Most of us know that practicing gratitude has many benefits including greater happiness, better health, and increased productivity. Gratitude journals, where you might list five things each day which you are thankful for, are one way to focus on gratitude, but after a few weeks or several months, this practice can become monotonous.

If you’re looking for other ways of practicing gratitude, then take a look at Crafting Gratitude: Creating and Celebrating Our Blessings with Hands and Heart, published by Viva Editions in 2017. It’s written by Maggie Oman Shannon, who has written a number of books including Crafting Calm: Projects and Practices for Creativity and Contemplation and A String and a Prayer: How to Make and Use Prayer Beads.

The gratitude crafts listed in the book include many which involve multiple senses. Shannon suggests different ways to do the crafts which allow an individual’s creativity to flourish. For instance, gratitude bowls can be filled with running water every morning as a person reflects on what fills them up and drains them or what gives them life and what takes life away. At the end of the day, the water in the bowl is poured out onto the earth, as a signal to rest.
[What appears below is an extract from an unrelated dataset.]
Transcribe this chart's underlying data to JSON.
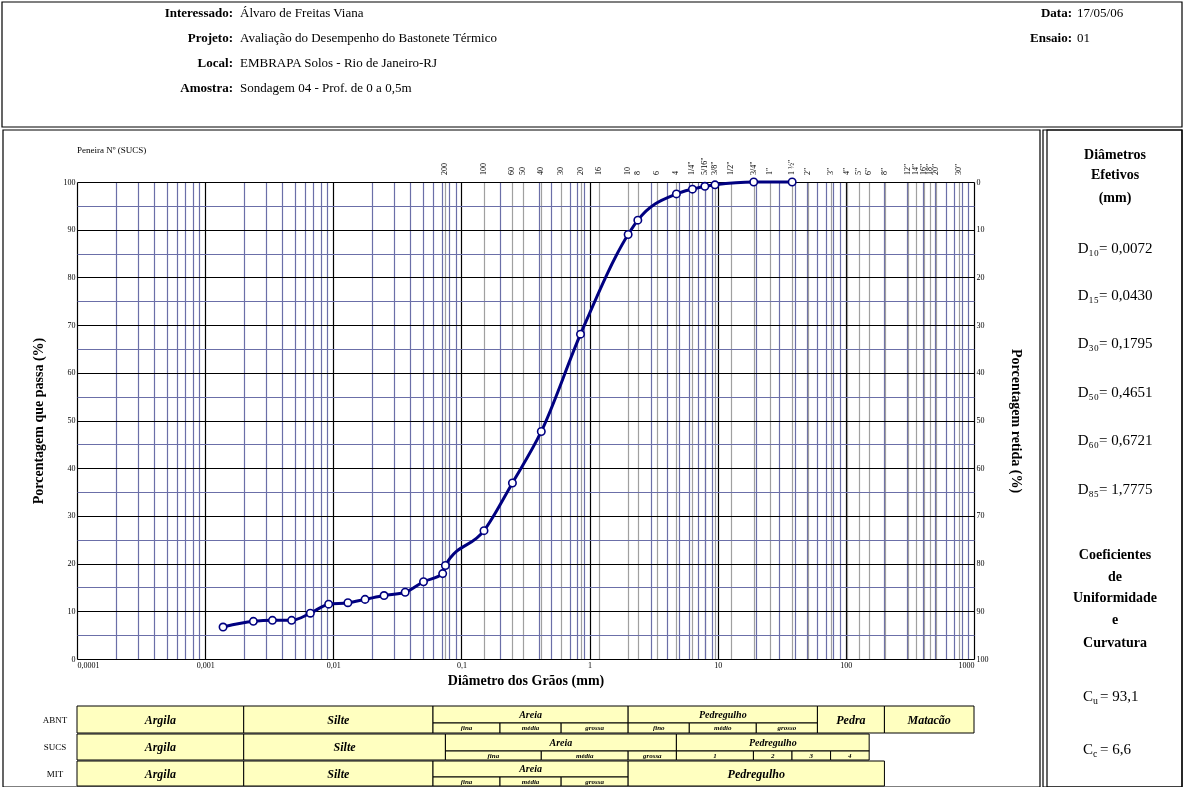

A person can use a bowl they already have which has special meaning for them, a purchased bowl made by an artist, or a bowl they make themselves by crocheting, using clay, or decorating a purchased bowl.

For each suggested craft, there are “Inner Inquiries for Journaling and Reflection.” Interspersed throughout the book are quotations and prayers from a number of religious and spiritual traditions. I could see this book being used by a church or spirituality group or some of the crafts being part of a retreat focusing on gratitude.

Author Maggie Oman Shannon is an ordained Unity minister; the Unity Church embraces a progressive interfaith approach to Christianity and accepts and teaches the “universal truths in all religions.” The crafts are not explicitly “Christian” and may be too New-Agey for some if their religious perspective is conservative, but for most the crafts can easily be accommodated to any religious perspective.

A review copy of this book was provided by the publisher.